Rob Macnab: A Story of Old Pictou
Baird, Frank. Rob Macnab: A Story of Old Pictou. Halifax, Royal Print and Litho Ltd., 1923. 250 p. Illus.
- Signed by the author “Rev. Frank Baird, Pictou, N.S.”
- Frontispiece - “Rob folded the will and handed it to the lawyer”
- Op. p. 1 – “Illustrations” listed
- Op. p. 12 - “Jennet raised the glass and peered through it.”
- Op. p. 35 - “He raised his hand and said, ‘Brethren, it is the Sabbath.”
- Op. p. 99 - “Rob brought his paddle down on the soldier’s head.”

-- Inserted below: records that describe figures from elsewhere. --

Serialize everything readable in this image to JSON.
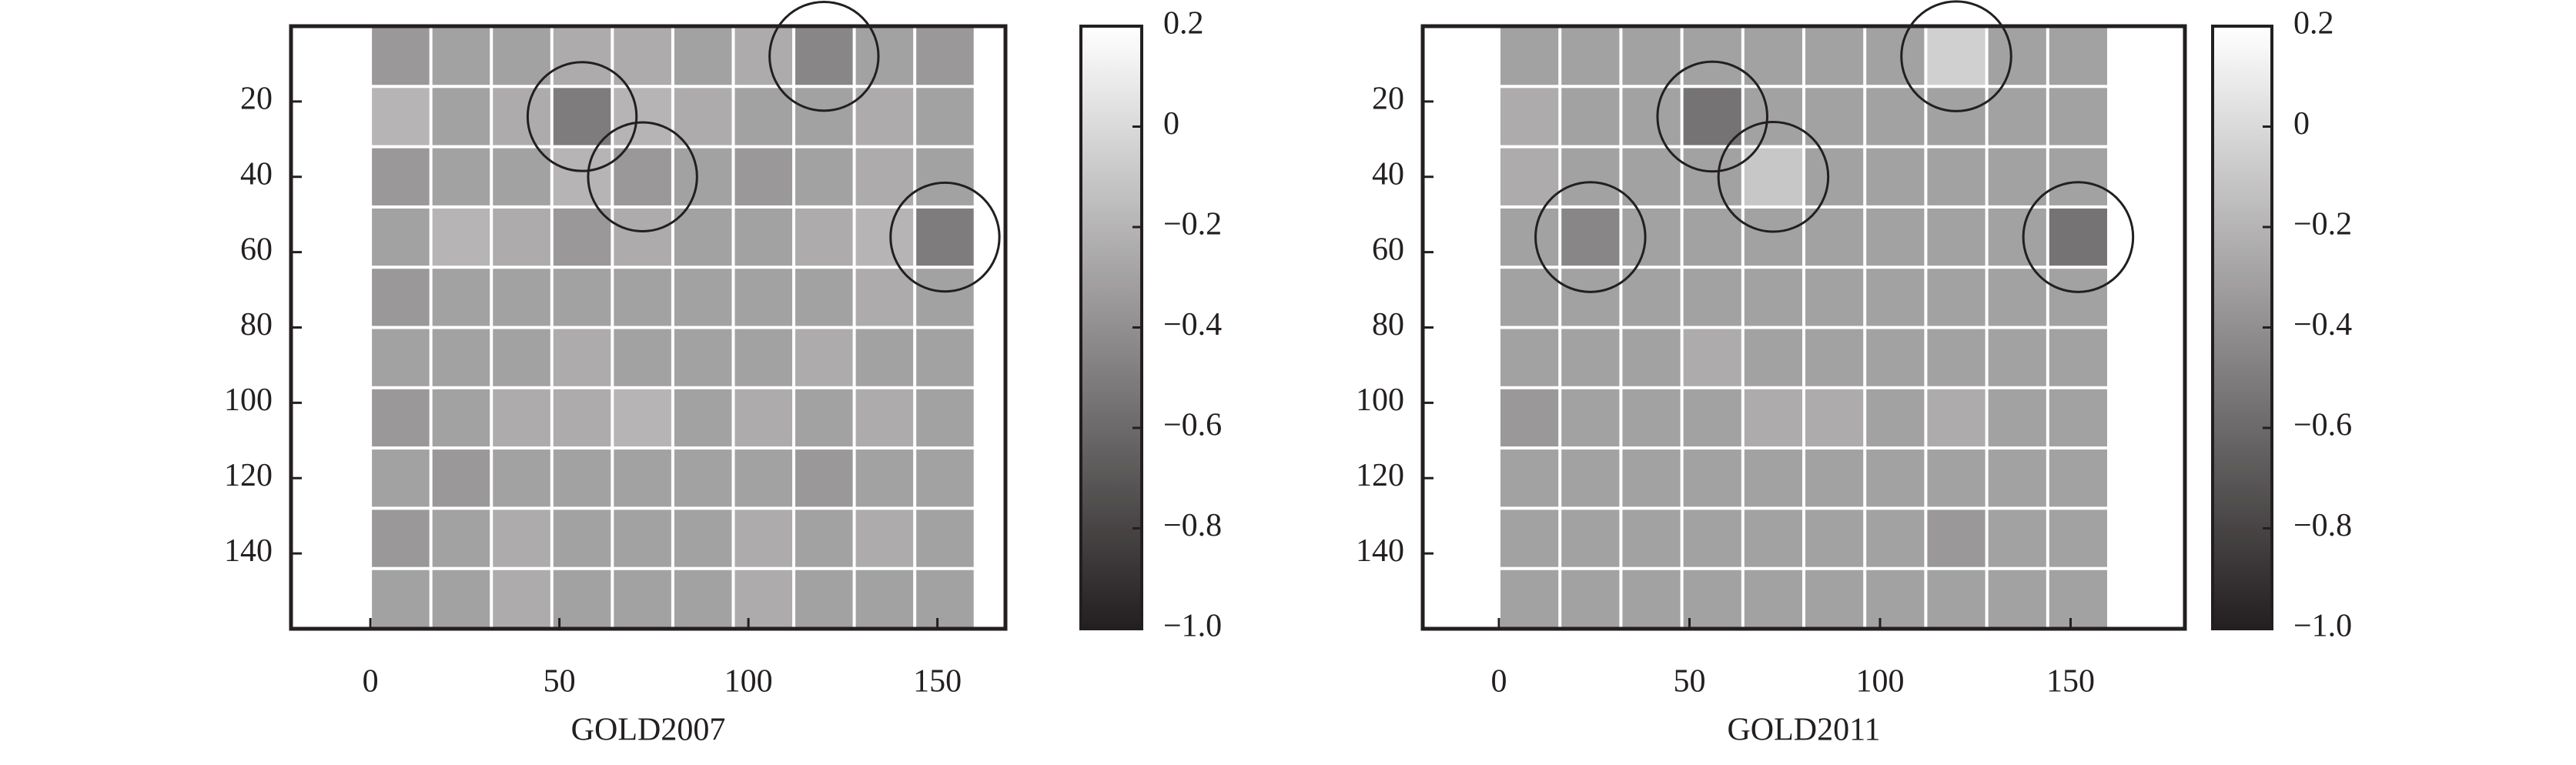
{
  "chart_data": [
    {
      "type": "heatmap",
      "xlabel": "GOLD2007",
      "xlim": [
        -21,
        168
      ],
      "ylim": [
        0,
        160
      ],
      "y_inverted": true,
      "xticks": [
        0,
        50,
        100,
        150
      ],
      "yticks": [
        20,
        40,
        60,
        80,
        100,
        120,
        140
      ],
      "extent": [
        0,
        160,
        0,
        160
      ],
      "values": [
        [
          -0.35,
          -0.3,
          -0.3,
          -0.25,
          -0.25,
          -0.3,
          -0.25,
          -0.45,
          -0.3,
          -0.35
        ],
        [
          -0.2,
          -0.3,
          -0.25,
          -0.5,
          -0.2,
          -0.25,
          -0.3,
          -0.3,
          -0.25,
          -0.3
        ],
        [
          -0.35,
          -0.3,
          -0.3,
          -0.2,
          -0.35,
          -0.3,
          -0.35,
          -0.3,
          -0.25,
          -0.3
        ],
        [
          -0.3,
          -0.2,
          -0.25,
          -0.35,
          -0.25,
          -0.3,
          -0.3,
          -0.25,
          -0.2,
          -0.5
        ],
        [
          -0.35,
          -0.3,
          -0.3,
          -0.3,
          -0.3,
          -0.3,
          -0.3,
          -0.3,
          -0.25,
          -0.3
        ],
        [
          -0.3,
          -0.3,
          -0.3,
          -0.25,
          -0.3,
          -0.3,
          -0.3,
          -0.25,
          -0.3,
          -0.3
        ],
        [
          -0.35,
          -0.3,
          -0.25,
          -0.25,
          -0.2,
          -0.3,
          -0.25,
          -0.3,
          -0.25,
          -0.3
        ],
        [
          -0.3,
          -0.35,
          -0.3,
          -0.3,
          -0.3,
          -0.3,
          -0.3,
          -0.35,
          -0.3,
          -0.3
        ],
        [
          -0.35,
          -0.3,
          -0.25,
          -0.3,
          -0.3,
          -0.3,
          -0.25,
          -0.3,
          -0.25,
          -0.3
        ],
        [
          -0.3,
          -0.3,
          -0.25,
          -0.3,
          -0.3,
          -0.3,
          -0.25,
          -0.3,
          -0.3,
          -0.3
        ]
      ],
      "circled": [
        [
          0,
          7
        ],
        [
          1,
          3
        ],
        [
          2,
          4
        ],
        [
          3,
          9
        ]
      ],
      "clim": [
        -1,
        0.2
      ],
      "cticks": [
        0.2,
        0,
        {
          "value": -0.2,
          "label": "−0.2"
        },
        {
          "value": -0.4,
          "label": "−0.4"
        },
        {
          "value": -0.6,
          "label": "−0.6"
        },
        {
          "value": -0.8,
          "label": "−0.8"
        },
        {
          "value": -1,
          "label": "−1.0"
        }
      ]
    },
    {
      "type": "heatmap",
      "xlabel": "GOLD2011",
      "xlim": [
        -20,
        180
      ],
      "ylim": [
        0,
        160
      ],
      "y_inverted": true,
      "xticks": [
        0,
        50,
        100,
        150
      ],
      "yticks": [
        20,
        40,
        60,
        80,
        100,
        120,
        140
      ],
      "extent": [
        0,
        160,
        0,
        160
      ],
      "values": [
        [
          -0.3,
          -0.3,
          -0.3,
          -0.3,
          -0.3,
          -0.3,
          -0.3,
          -0.05,
          -0.3,
          -0.3
        ],
        [
          -0.25,
          -0.3,
          -0.3,
          -0.55,
          -0.3,
          -0.3,
          -0.3,
          -0.3,
          -0.3,
          -0.3
        ],
        [
          -0.25,
          -0.3,
          -0.3,
          -0.3,
          -0.1,
          -0.3,
          -0.3,
          -0.3,
          -0.3,
          -0.3
        ],
        [
          -0.3,
          -0.45,
          -0.3,
          -0.3,
          -0.3,
          -0.3,
          -0.3,
          -0.3,
          -0.3,
          -0.55
        ],
        [
          -0.3,
          -0.3,
          -0.3,
          -0.3,
          -0.3,
          -0.3,
          -0.3,
          -0.3,
          -0.3,
          -0.3
        ],
        [
          -0.3,
          -0.3,
          -0.3,
          -0.25,
          -0.3,
          -0.3,
          -0.3,
          -0.3,
          -0.3,
          -0.3
        ],
        [
          -0.35,
          -0.3,
          -0.3,
          -0.3,
          -0.25,
          -0.25,
          -0.3,
          -0.25,
          -0.3,
          -0.3
        ],
        [
          -0.3,
          -0.3,
          -0.3,
          -0.3,
          -0.3,
          -0.3,
          -0.3,
          -0.3,
          -0.3,
          -0.3
        ],
        [
          -0.3,
          -0.3,
          -0.3,
          -0.3,
          -0.3,
          -0.3,
          -0.3,
          -0.35,
          -0.3,
          -0.3
        ],
        [
          -0.3,
          -0.3,
          -0.3,
          -0.3,
          -0.3,
          -0.3,
          -0.3,
          -0.3,
          -0.3,
          -0.3
        ]
      ],
      "circled": [
        [
          0,
          7
        ],
        [
          1,
          3
        ],
        [
          2,
          4
        ],
        [
          3,
          1
        ],
        [
          3,
          9
        ]
      ],
      "clim": [
        -1,
        0.2
      ],
      "cticks": [
        0.2,
        0,
        {
          "value": -0.2,
          "label": "−0.2"
        },
        {
          "value": -0.4,
          "label": "−0.4"
        },
        {
          "value": -0.6,
          "label": "−0.6"
        },
        {
          "value": -0.8,
          "label": "−0.8"
        },
        {
          "value": -1,
          "label": "−1.0"
        }
      ]
    }
  ]
}
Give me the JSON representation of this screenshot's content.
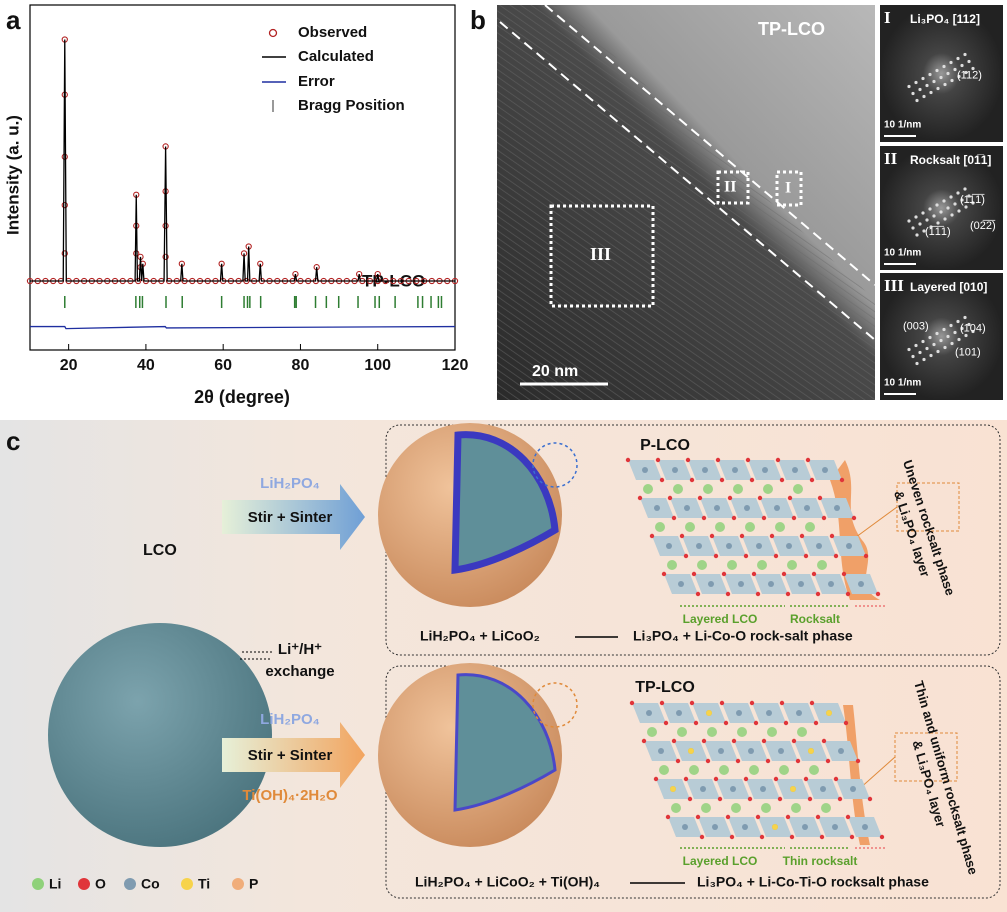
{
  "chart_data": {
    "type": "line",
    "panel_label": "a",
    "x_label": "2θ (degree)",
    "y_label": "Intensity (a. u.)",
    "annotation": "TP-LCO",
    "xlim": [
      10,
      120
    ],
    "ylim": [
      0,
      100
    ],
    "xticks": [
      20,
      40,
      60,
      80,
      100,
      120
    ],
    "series": [
      {
        "name": "Observed",
        "color": "#b22222",
        "marker": "circle",
        "x": [
          10,
          12,
          14,
          16,
          18,
          20,
          22,
          24,
          26,
          28,
          30,
          32,
          34,
          36,
          38,
          40,
          42,
          44,
          46,
          48,
          50,
          52,
          54,
          56,
          58,
          60,
          62,
          64,
          66,
          68,
          70,
          72,
          74,
          76,
          78,
          80,
          82,
          84,
          86,
          88,
          90,
          92,
          94,
          96,
          98,
          100,
          102,
          104,
          106,
          108,
          110,
          112,
          114,
          116,
          118,
          120,
          19,
          19,
          19,
          19,
          19,
          37.5,
          37.5,
          37.5,
          38.6,
          38.6,
          39.2,
          45.1,
          45.1,
          45.1,
          45.1,
          49.3,
          59.6,
          65.4,
          66.6,
          69.6,
          78.7,
          84.2,
          95.2,
          100
        ],
        "values": [
          20,
          20,
          20,
          20,
          20,
          20,
          20,
          20,
          20,
          20,
          20,
          20,
          20,
          20,
          20,
          20,
          20,
          20,
          20,
          20,
          20,
          20,
          20,
          20,
          20,
          20,
          20,
          20,
          20,
          20,
          20,
          20,
          20,
          20,
          20,
          20,
          20,
          20,
          20,
          20,
          20,
          20,
          20,
          20,
          20,
          20,
          20,
          20,
          20,
          20,
          20,
          20,
          20,
          20,
          20,
          20,
          28,
          42,
          56,
          74,
          90,
          28,
          36,
          45,
          24,
          27,
          25,
          27,
          36,
          46,
          59,
          25,
          25,
          28,
          30,
          25,
          22,
          24,
          22,
          22
        ]
      },
      {
        "name": "Calculated",
        "color": "#000000",
        "x": [
          10,
          18.6,
          19,
          19.4,
          37.2,
          37.5,
          37.8,
          38.3,
          38.6,
          38.9,
          39.2,
          39.5,
          44.7,
          45.1,
          45.5,
          49,
          49.3,
          49.6,
          59.3,
          59.6,
          59.9,
          65.1,
          65.4,
          65.7,
          66.3,
          66.6,
          66.9,
          69.3,
          69.6,
          69.9,
          78.4,
          78.7,
          79,
          83.9,
          84.2,
          84.5,
          94.9,
          95.2,
          95.5,
          99.7,
          100,
          100.3,
          120
        ],
        "values": [
          20,
          20,
          90,
          20,
          20,
          45,
          20,
          20,
          27,
          20,
          25,
          20,
          20,
          59,
          20,
          20,
          25,
          20,
          20,
          25,
          20,
          20,
          28,
          20,
          20,
          30,
          20,
          20,
          25,
          20,
          20,
          22,
          20,
          20,
          24,
          20,
          20,
          22,
          20,
          20,
          22,
          20,
          20
        ]
      },
      {
        "name": "Error",
        "color": "#1f2fa0",
        "x": [
          10,
          19,
          19.3,
          45,
          45.3,
          120
        ],
        "values": [
          6.8,
          6.8,
          6.2,
          6.8,
          6.4,
          6.8
        ]
      },
      {
        "name": "Bragg Position",
        "color": "#2e7d32",
        "bragg_positions": [
          19,
          37.4,
          38.4,
          39.1,
          45.2,
          49.4,
          59.6,
          65.4,
          66.3,
          66.9,
          69.7,
          78.5,
          78.9,
          83.9,
          86.7,
          89.9,
          94.9,
          99.3,
          100.4,
          104.5,
          110.4,
          111.6,
          113.8,
          115.7,
          116.5
        ]
      }
    ]
  },
  "panel_b": {
    "panel_label": "b",
    "sample": "TP-LCO",
    "regions": [
      "III",
      "II",
      "I"
    ],
    "scale_bar": "20 nm",
    "insets": [
      {
        "roman": "I",
        "title": "Li₃PO₄ [112]",
        "spots": [
          "(112)"
        ],
        "scale": "10 1/nm"
      },
      {
        "roman": "II",
        "title": "Rocksalt [01̅1]",
        "spots": [
          "(11̅1̅)",
          "(1̅1̅1)",
          "(02̅2̅)"
        ],
        "scale": "10 1/nm"
      },
      {
        "roman": "III",
        "title": "Layered [010]",
        "spots": [
          "(003)",
          "(104)",
          "(101)"
        ],
        "scale": "10 1/nm"
      }
    ]
  },
  "panel_c": {
    "panel_label": "c",
    "pristine": "LCO",
    "exchange": [
      "Li⁺/H⁺",
      "exchange"
    ],
    "route1": {
      "reagent": "LiH₂PO₄",
      "process": "Stir + Sinter",
      "product": "P-LCO",
      "layer_note": [
        "Uneven rocksalt phase",
        "& Li₃PO₄ layer"
      ],
      "regions": [
        "Layered LCO",
        "Rocksalt"
      ],
      "reactants": "LiH₂PO₄ + LiCoO₂",
      "products": "Li₃PO₄ + Li-Co-O rock-salt phase"
    },
    "route2": {
      "reagent": "LiH₂PO₄",
      "process": "Stir + Sinter",
      "additive": "Ti(OH)₄·2H₂O",
      "product": "TP-LCO",
      "layer_note": [
        "Thin and uniform rocksalt phase",
        "& Li₃PO₄ layer"
      ],
      "regions": [
        "Layered LCO",
        "Thin rocksalt"
      ],
      "reactants": "LiH₂PO₄ + LiCoO₂ + Ti(OH)₄",
      "products": "Li₃PO₄ + Li-Co-Ti-O rocksalt phase"
    },
    "legend": [
      {
        "label": "Li",
        "color": "#8fd17a"
      },
      {
        "label": "O",
        "color": "#e0353a"
      },
      {
        "label": "Co",
        "color": "#7f9bb0"
      },
      {
        "label": "Ti",
        "color": "#f7d34a"
      },
      {
        "label": "P",
        "color": "#f0ad7a"
      }
    ]
  }
}
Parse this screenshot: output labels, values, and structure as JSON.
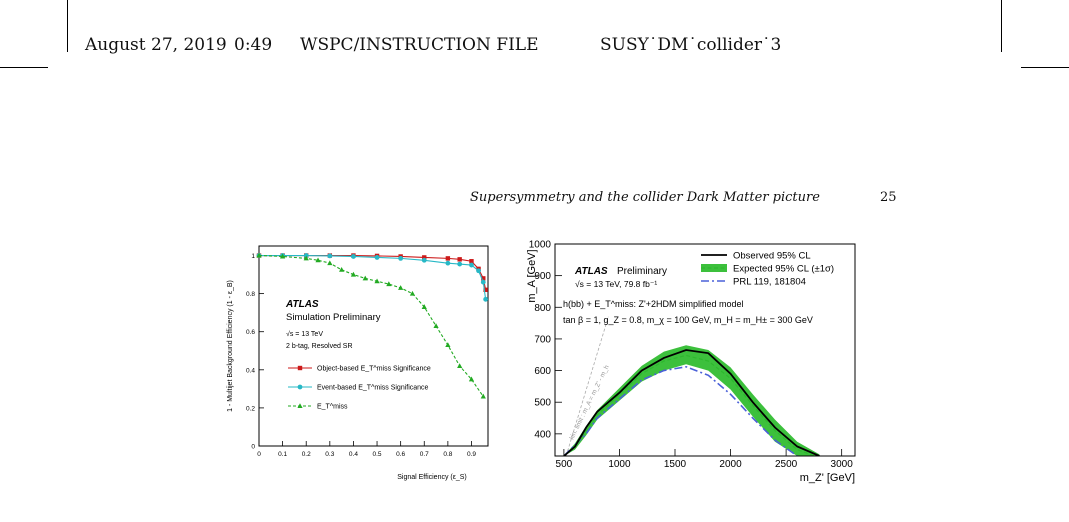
{
  "header": {
    "date": "August 27, 2019",
    "time": "0:49",
    "file_type": "WSPC/INSTRUCTION FILE",
    "filename": "SUSY˙DM˙collider˙3"
  },
  "running_head": {
    "title": "Supersymmetry and the collider Dark Matter picture",
    "page": "25"
  },
  "chart_data": [
    {
      "type": "line",
      "xlabel": "Signal Efficiency (ε_S)",
      "ylabel": "1 - Multijet Background Efficiency (1 - ε_B)",
      "xlim": [
        0,
        0.97
      ],
      "ylim": [
        0,
        1.05
      ],
      "x_ticks": [
        "0",
        "0.1",
        "0.2",
        "0.3",
        "0.4",
        "0.5",
        "0.6",
        "0.7",
        "0.8",
        "0.9"
      ],
      "y_ticks": [
        "0",
        "0.2",
        "0.4",
        "0.6",
        "0.8",
        "1"
      ],
      "annotations": {
        "experiment": "ATLAS",
        "status": "Simulation Preliminary",
        "energy": "√s = 13 TeV",
        "selection": "2 b-tag, Resolved SR"
      },
      "legend_position": "middle-left",
      "series": [
        {
          "name": "Object-based E_T^miss Significance",
          "color": "#cc1a1a",
          "marker": "square",
          "x": [
            0.0,
            0.1,
            0.2,
            0.3,
            0.4,
            0.5,
            0.6,
            0.7,
            0.8,
            0.85,
            0.9,
            0.93,
            0.95,
            0.96
          ],
          "y": [
            1.0,
            1.0,
            1.0,
            1.0,
            1.0,
            0.998,
            0.995,
            0.99,
            0.985,
            0.98,
            0.97,
            0.93,
            0.88,
            0.82
          ]
        },
        {
          "name": "Event-based E_T^miss Significance",
          "color": "#27b8c6",
          "marker": "circle",
          "x": [
            0.0,
            0.1,
            0.2,
            0.3,
            0.4,
            0.5,
            0.6,
            0.7,
            0.8,
            0.85,
            0.9,
            0.93,
            0.95,
            0.96
          ],
          "y": [
            1.0,
            1.0,
            1.0,
            0.998,
            0.995,
            0.99,
            0.985,
            0.975,
            0.96,
            0.955,
            0.95,
            0.92,
            0.86,
            0.77
          ]
        },
        {
          "name": "E_T^miss",
          "color": "#22aa22",
          "marker": "triangle",
          "x": [
            0.0,
            0.1,
            0.2,
            0.25,
            0.3,
            0.35,
            0.4,
            0.45,
            0.5,
            0.55,
            0.6,
            0.65,
            0.7,
            0.75,
            0.8,
            0.85,
            0.9,
            0.95
          ],
          "y": [
            1.0,
            0.995,
            0.985,
            0.975,
            0.96,
            0.925,
            0.9,
            0.88,
            0.865,
            0.85,
            0.83,
            0.8,
            0.73,
            0.63,
            0.53,
            0.42,
            0.35,
            0.26
          ]
        }
      ]
    },
    {
      "type": "line",
      "xlabel": "m_Z' [GeV]",
      "ylabel": "m_A [GeV]",
      "xlim": [
        420,
        3120
      ],
      "ylim": [
        330,
        1000
      ],
      "x_ticks": [
        "500",
        "1000",
        "1500",
        "2000",
        "2500",
        "3000"
      ],
      "y_ticks": [
        "400",
        "500",
        "600",
        "700",
        "800",
        "900",
        "1000"
      ],
      "annotations": {
        "experiment": "ATLAS",
        "status": "Preliminary",
        "energy": "√s = 13 TeV, 79.8 fb⁻¹",
        "model": "h(bb) + E_T^miss: Z'+2HDM simplified model",
        "params": "tan β = 1, g_Z = 0.8, m_χ = 100 GeV, m_H = m_H± = 300 GeV",
        "kin_limit": "kin. limit : m_A = m_Z' - m_h"
      },
      "legend_position": "top-right",
      "series": [
        {
          "name": "Observed 95% CL",
          "color": "#000000",
          "x": [
            500,
            600,
            700,
            800,
            1000,
            1200,
            1400,
            1600,
            1800,
            2000,
            2200,
            2400,
            2600,
            2800
          ],
          "y": [
            330,
            360,
            420,
            470,
            530,
            600,
            640,
            665,
            655,
            590,
            500,
            420,
            360,
            330
          ]
        },
        {
          "name": "Expected 95% CL (±1σ)",
          "color": "#2eb82e",
          "x": [
            500,
            600,
            700,
            800,
            1000,
            1200,
            1400,
            1600,
            1800,
            2000,
            2200,
            2400,
            2600,
            2800
          ],
          "y": [
            330,
            360,
            410,
            460,
            525,
            590,
            630,
            648,
            630,
            575,
            490,
            410,
            350,
            325
          ],
          "band_lo": [
            330,
            350,
            395,
            445,
            505,
            565,
            600,
            620,
            600,
            540,
            455,
            375,
            330,
            330
          ],
          "band_hi": [
            330,
            370,
            425,
            475,
            545,
            615,
            660,
            680,
            665,
            610,
            525,
            445,
            375,
            335
          ]
        },
        {
          "name": "PRL 119, 181804",
          "color": "#4a60d8",
          "x": [
            500,
            700,
            800,
            1000,
            1200,
            1400,
            1600,
            1800,
            2000,
            2200,
            2400,
            2600
          ],
          "y": [
            330,
            400,
            450,
            510,
            570,
            600,
            612,
            585,
            525,
            450,
            380,
            330
          ]
        }
      ]
    }
  ],
  "colors": {
    "green_band": "#3cc03c"
  }
}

- Op. p. 160 - “After the singing
came the prayer.” - Op. p. 205 - “The rage of battle shone on his face.”
Review by Goodreads.com:
Named after the ship that brought nearly 200 Highland Scots to the wilderness of Pictou and West River, Nova Scotia, in 1773, "Hector" Davie narrates this tale of witchery, muscular Christianity, press gangs, and Culloden-haunted memory in an historical novel in the tradition of Sir Walter Scott. The setting is Pictou County, Nova Scotia. The story revolves around Rob Macnab -- a young man of mysterious background whose future begins to be resolved as the Gaelic-speaking Scots of Pictou literally "fight" an election against the "wily Halifax men" surrounding the all-powerful governor and bishop of the colony.